Boeing lost $355 million during a first quarter marred by a high-profile safety scare and the subsequent slowdown of its narrowbody aircraft production rates. 

However, that figure still represents an improvement for the Arlington, Virginia-headquartered firm. In the equivalent period last year, Boeing posted a $425 million loss. 

Disclosing its first-quarter performance on 24 April, Boeing said it generated $16.6 billion of revenue during the first three months of the year, down 8% from last year’s $17.9 billion figure. 

“Our first-quarter results reflect the immediate actions we’ve taken to slow down 737 production to drive improvements in quality,” says chief executive Dave Calhoun. 

“We will take the time necessary to strengthen our quality and safety management systems and this work will position us for a stronger and more stable future.”

737 fuselages

Source: Paul Christian Gordon/ZUMA Press Wire/Shutterstock

Production of 737s has slowed to a crawl at Boeing’s factory in Everett, Washington in the aftermath of Alaska flight 1282 

The results were a mixed picture for Boeing as it works to recover from the 5 January in-flight failure of an Alaska Airlines 737 Max 9’s mid-cabin door-plug – an event investigators suggest resulted from the airframer’s failure to install door bolts.

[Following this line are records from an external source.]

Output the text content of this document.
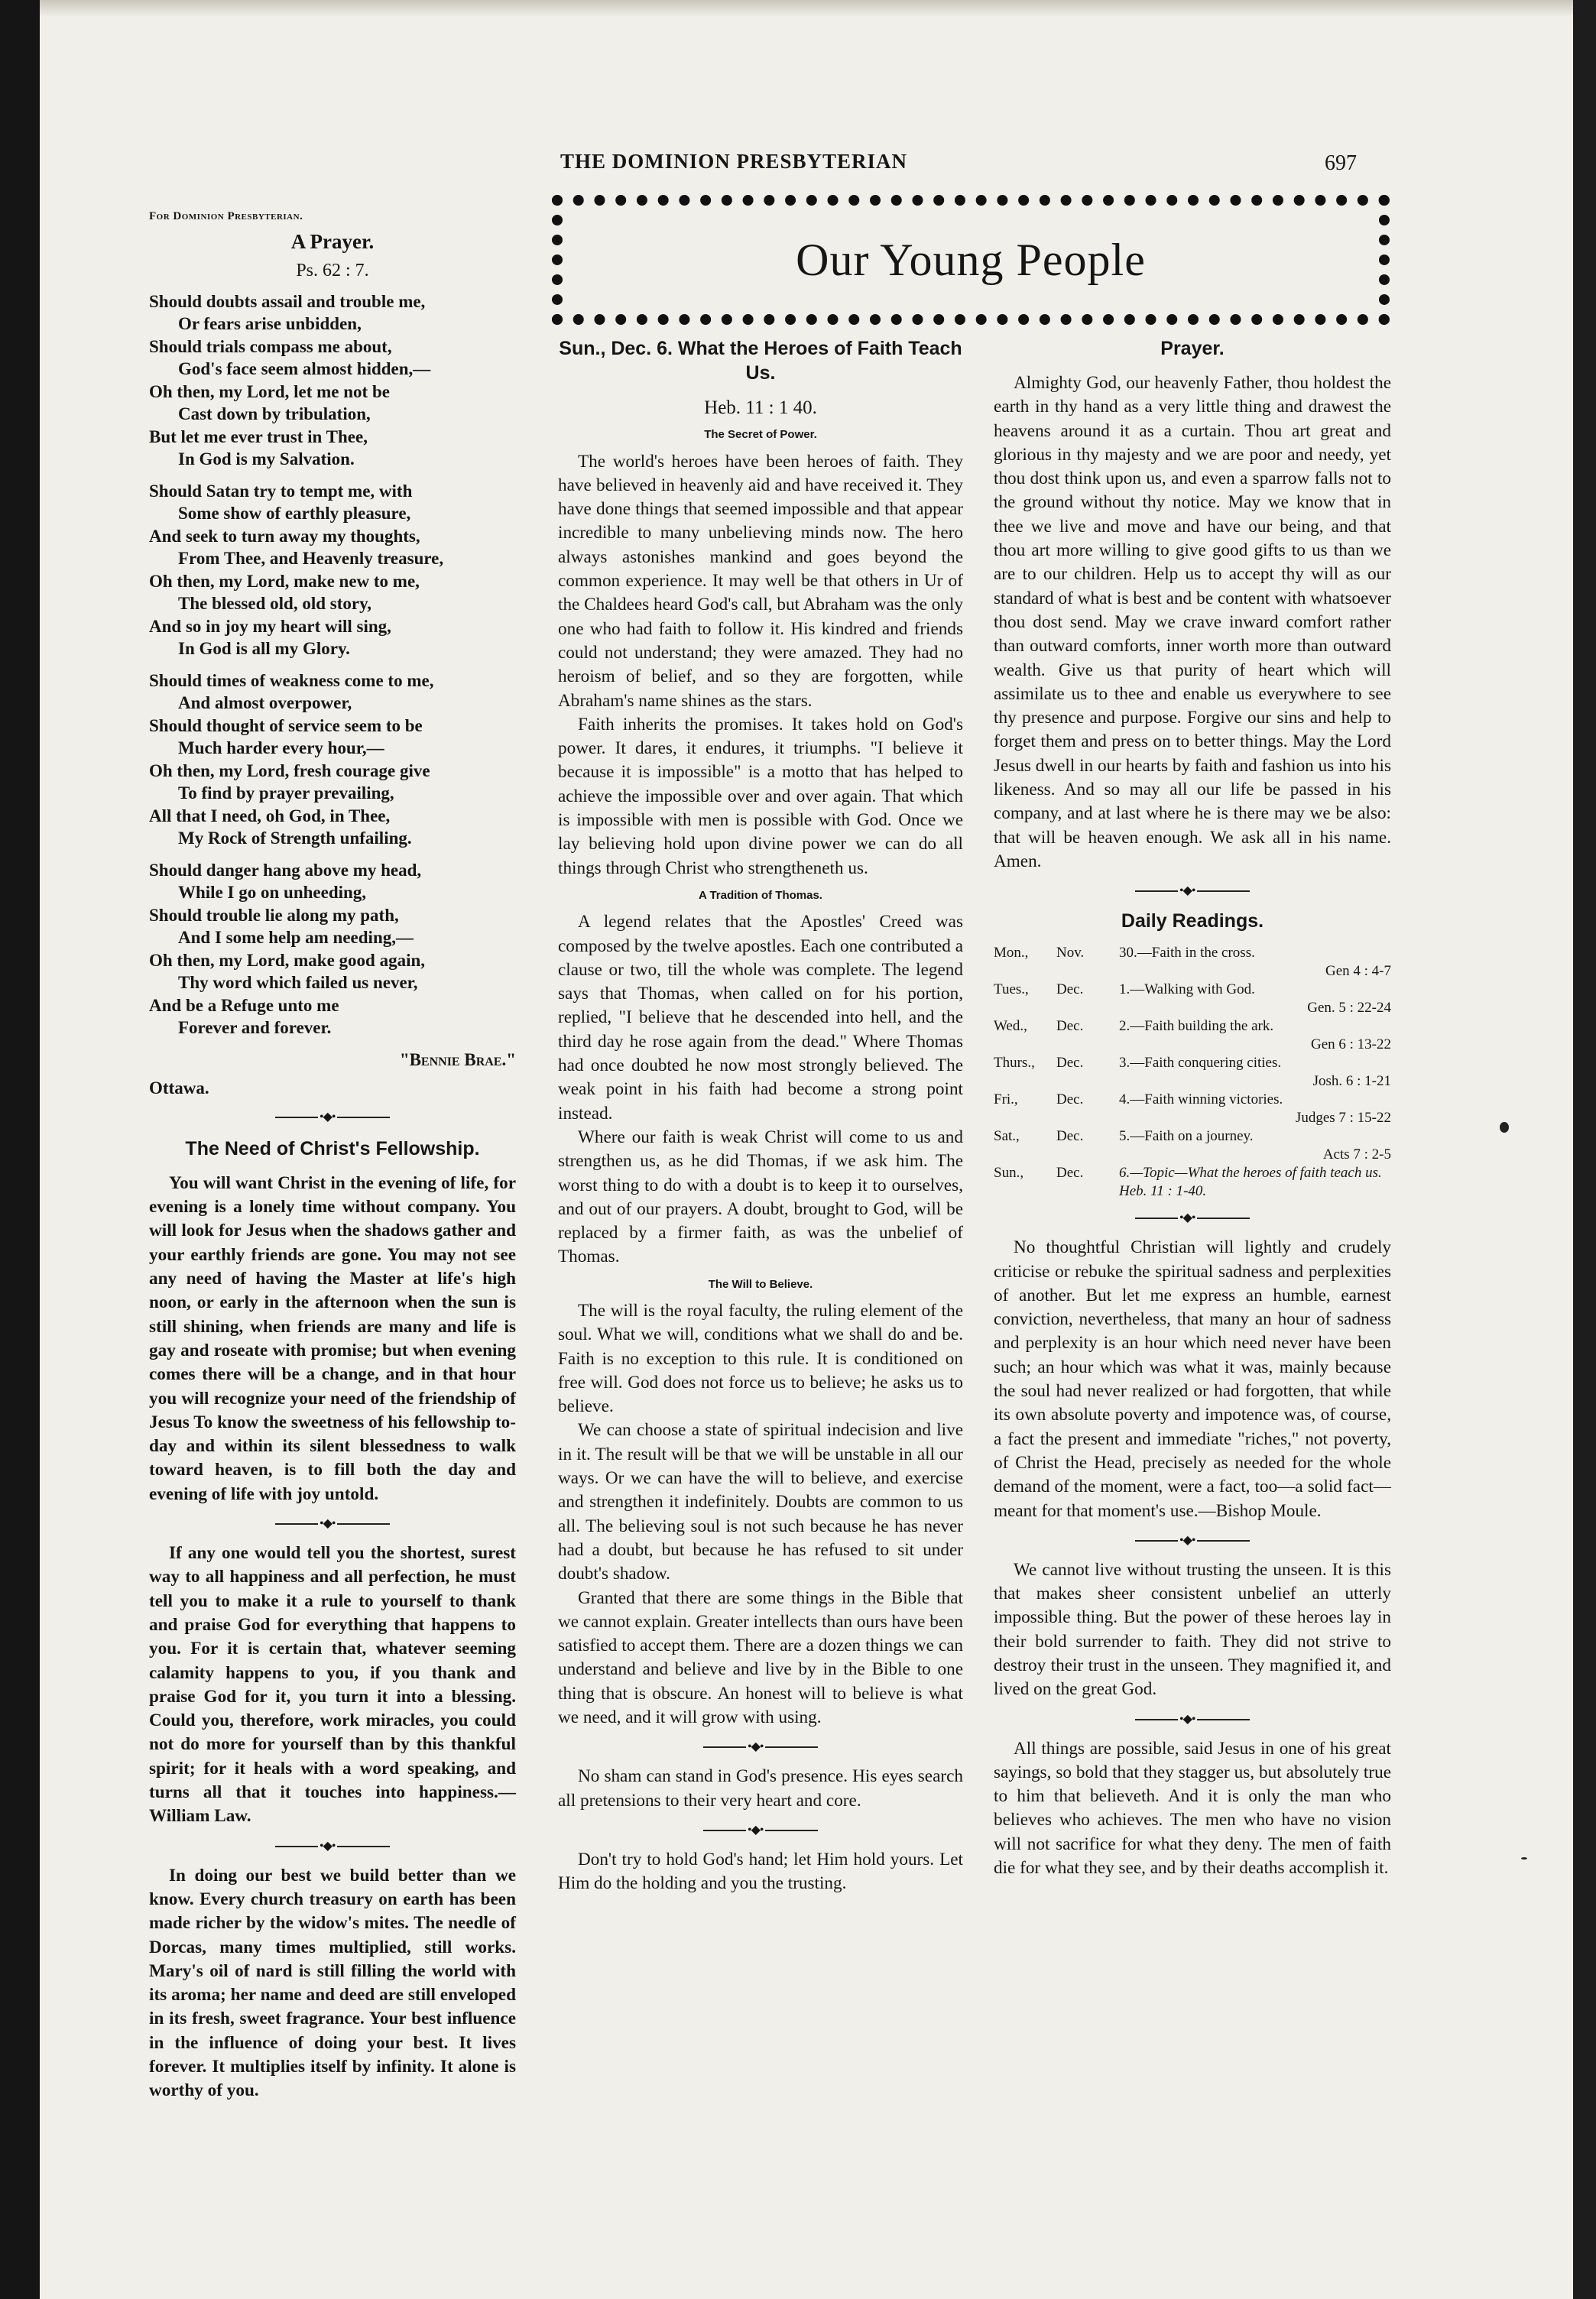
THE DOMINION PRESBYTERIAN	697
Our Young People
For Dominion Presbyterian.
A Prayer.
Ps. 62 : 7.
Should doubts assail and trouble me,
Or fears arise unbidden,
Should trials compass me about,
God's face seem almost hidden,—
Oh then, my Lord, let me not be
Cast down by tribulation,
But let me ever trust in Thee,
In God is my Salvation.
Should Satan try to tempt me, with
Some show of earthly pleasure,
And seek to turn away my thoughts,
From Thee, and Heavenly treasure,
Oh then, my Lord, make new to me,
The blessed old, old story,
And so in joy my heart will sing,
In God is all my Glory.
Should times of weakness come to me,
And almost overpower,
Should thought of service seem to be
Much harder every hour,—
Oh then, my Lord, fresh courage give
To find by prayer prevailing,
All that I need, oh God, in Thee,
My Rock of Strength unfailing.
Should danger hang above my head,
While I go on unheeding,
Should trouble lie along my path,
And I some help am needing,—
Oh then, my Lord, make good again,
Thy word which failed us never,
And be a Refuge unto me
Forever and forever.
"Bennie Brae."
Ottawa.
•◆•
The Need of Christ's Fellowship.

You will want Christ in the evening of life, for evening is a lonely time without company. You will look for Jesus when the shadows gather and your earthly friends are gone. You may not see any need of having the Master at life's high noon, or early in the afternoon when the sun is still shining, when friends are many and life is gay and roseate with promise; but when evening comes there will be a change, and in that hour you will recognize your need of the friendship of Jesus To know the sweetness of his fellowship to-day and within its silent blessedness to walk toward heaven, is to fill both the day and evening of life with joy untold.

•◆•

If any one would tell you the shortest, surest way to all happiness and all perfection, he must tell you to make it a rule to yourself to thank and praise God for everything that happens to you. For it is certain that, whatever seeming calamity happens to you, if you thank and praise God for it, you turn it into a blessing. Could you, therefore, work miracles, you could not do more for yourself than by this thankful spirit; for it heals with a word speaking, and turns all that it touches into happiness.—William Law.

•◆•

In doing our best we build better than we know. Every church treasury on earth has been made richer by the widow's mites. The needle of Dorcas, many times multiplied, still works. Mary's oil of nard is still filling the world with its aroma; her name and deed are still enveloped in its fresh, sweet fragrance. Your best influence in the influence of doing your best. It lives forever. It multiplies itself by infinity. It alone is worthy of you.

Sun., Dec. 6. What the Heroes of Faith Teach Us.
Heb. 11 : 1 40.
The Secret of Power.

The world's heroes have been heroes of faith. They have believed in heavenly aid and have received it. They have done things that seemed impossible and that appear incredible to many unbelieving minds now. The hero always astonishes mankind and goes beyond the common experience. It may well be that others in Ur of the Chaldees heard God's call, but Abraham was the only one who had faith to follow it. His kindred and friends could not understand; they were amazed. They had no heroism of belief, and so they are forgotten, while Abraham's name shines as the stars.

Faith inherits the promises. It takes hold on God's power. It dares, it endures, it triumphs. "I believe it because it is impossible" is a motto that has helped to achieve the impossible over and over again. That which is impossible with men is possible with God. Once we lay believing hold upon divine power we can do all things through Christ who strengtheneth us.

A Tradition of Thomas.

A legend relates that the Apostles' Creed was composed by the twelve apostles. Each one contributed a clause or two, till the whole was complete. The legend says that Thomas, when called on for his portion, replied, "I believe that he descended into hell, and the third day he rose again from the dead." Where Thomas had once doubted he now most strongly believed. The weak point in his faith had become a strong point instead.

Where our faith is weak Christ will come to us and strengthen us, as he did Thomas, if we ask him. The worst thing to do with a doubt is to keep it to ourselves, and out of our prayers. A doubt, brought to God, will be replaced by a firmer faith, as was the unbelief of Thomas.

The Will to Believe.

The will is the royal faculty, the ruling element of the soul. What we will, conditions what we shall do and be. Faith is no exception to this rule. It is conditioned on free will. God does not force us to believe; he asks us to believe.

We can choose a state of spiritual indecision and live in it. The result will be that we will be unstable in all our ways. Or we can have the will to believe, and exercise and strengthen it indefinitely. Doubts are common to us all. The believing soul is not such because he has never had a doubt, but because he has refused to sit under doubt's shadow.

Granted that there are some things in the Bible that we cannot explain. Greater intellects than ours have been satisfied to accept them. There are a dozen things we can understand and believe and live by in the Bible to one thing that is obscure. An honest will to believe is what we need, and it will grow with using.

•◆•

No sham can stand in God's presence. His eyes search all pretensions to their very heart and core.

•◆•

Don't try to hold God's hand; let Him hold yours. Let Him do the holding and you the trusting.

Prayer.

Almighty God, our heavenly Father, thou holdest the earth in thy hand as a very little thing and drawest the heavens around it as a curtain. Thou art great and glorious in thy majesty and we are poor and needy, yet thou dost think upon us, and even a sparrow falls not to the ground without thy notice. May we know that in thee we live and move and have our being, and that thou art more willing to give good gifts to us than we are to our children. Help us to accept thy will as our standard of what is best and be content with whatsoever thou dost send. May we crave inward comfort rather than outward comforts, inner worth more than outward wealth. Give us that purity of heart which will assimilate us to thee and enable us everywhere to see thy presence and purpose. Forgive our sins and help to forget them and press on to better things. May the Lord Jesus dwell in our hearts by faith and fashion us into his likeness. And so may all our life be passed in his company, and at last where he is there may we be also: that will be heaven enough. We ask all in his name. Amen.

•◆•
Daily Readings.
Mon.,	Nov.	30.—Faith in the cross.
Gen 4 : 4-7

Tues.,	Dec.	1.—Walking with God.
Gen. 5 : 22-24

Wed.,	Dec.	2.—Faith building the ark.
Gen 6 : 13-22

Thurs.,	Dec.	3.—Faith conquering cities.
Josh. 6 : 1-21

Fri.,	Dec.	4.—Faith winning victories.
Judges 7 : 15-22

Sat.,	Dec.	5.—Faith on a journey.
Acts 7 : 2-5

Sun.,	Dec.	6.—Topic—What the heroes of faith teach us. Heb. 11 : 1-40.
•◆•

No thoughtful Christian will lightly and crudely criticise or rebuke the spiritual sadness and perplexities of another. But let me express an humble, earnest conviction, nevertheless, that many an hour of sadness and perplexity is an hour which need never have been such; an hour which was what it was, mainly because the soul had never realized or had forgotten, that while its own absolute poverty and impotence was, of course, a fact the present and immediate "riches," not poverty, of Christ the Head, precisely as needed for the whole demand of the moment, were a fact, too—a solid fact—meant for that moment's use.—Bishop Moule.

•◆•

We cannot live without trusting the unseen. It is this that makes sheer consistent unbelief an utterly impossible thing. But the power of these heroes lay in their bold surrender to faith. They did not strive to destroy their trust in the unseen. They magnified it, and lived on the great God.

•◆•

All things are possible, said Jesus in one of his great sayings, so bold that they stagger us, but absolutely true to him that believeth. And it is only the man who believes who achieves. The men who have no vision will not sacrifice for what they deny. The men of faith die for what they see, and by their deaths accomplish it.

Boeing has since provided Alaska with $160 million in compensation for the event and subsequent grounding of most of the global fleet of Max 9s. 

The accident has proven to be a seismic event for Boeing and the airline industry as a whole. The Federal Aviation Administration (FAA) capped 737 production at 38 aircraft per month – though it is reportedly producing far fewer narrowbody jets than that – and the company enacted the management overhaul critics have long called for, including the planned departure of Calhoun at year-end. 

Calhoun insists that the company is righting the ship and setting itself up for long-term success. 

“We are already beginning to see signs of more predictable and reduced cycle times in our factory as a result of these enhanced quality control standards,” he says. 

With aircraft deliveries down to 83, compared with 130 in the first quarter of 2023, revenue generated by Boeing Commercial Airplanes dropped 31%, to $4.7 billion from $6.7 billion a year earlier. 

”During the quarter, the 737 program slowed production below 38 per month to incorporate improvements to its quality management system and reduce travelled work within its factory and supply chain,” the company says.

“In addition, [Boeing] Commercial Airplanes is implementing a comprehensive action plan to address feedback from the FAA audit of 737 production.” 

Boeing received 125 commercial aircraft orders during the period, including 85 Max 10s for American Airlines and 28 777Xs for various customers, with Ethiopian Airlines ordering eight of the type. Both the Max 10 and 777X have yet to be certificated by the FAA. 

In the defence sector, Boeing Defense, Space and Security was profitable during the period, reporting a profit of $151 million on revenues of $7 billion. Its operating margin increased more than 2%, “primarily driven by higher volume and improved performance”. 

In other positive news, Boeing is making progress on clearing its inventory of 737s and 787s. As of 31 March, Boeing had about 110 737 Max 8s that were built prior to 2023 still waiting delivery, primarily to airline customers in China and India. That was about 30 fewer aircraft than at the end of 2023.

”By the end of this year,” Calhoun says, ”we expect to have largely delivered our 737 and 787 inventory, effectively shutting down our two large shadow factories.”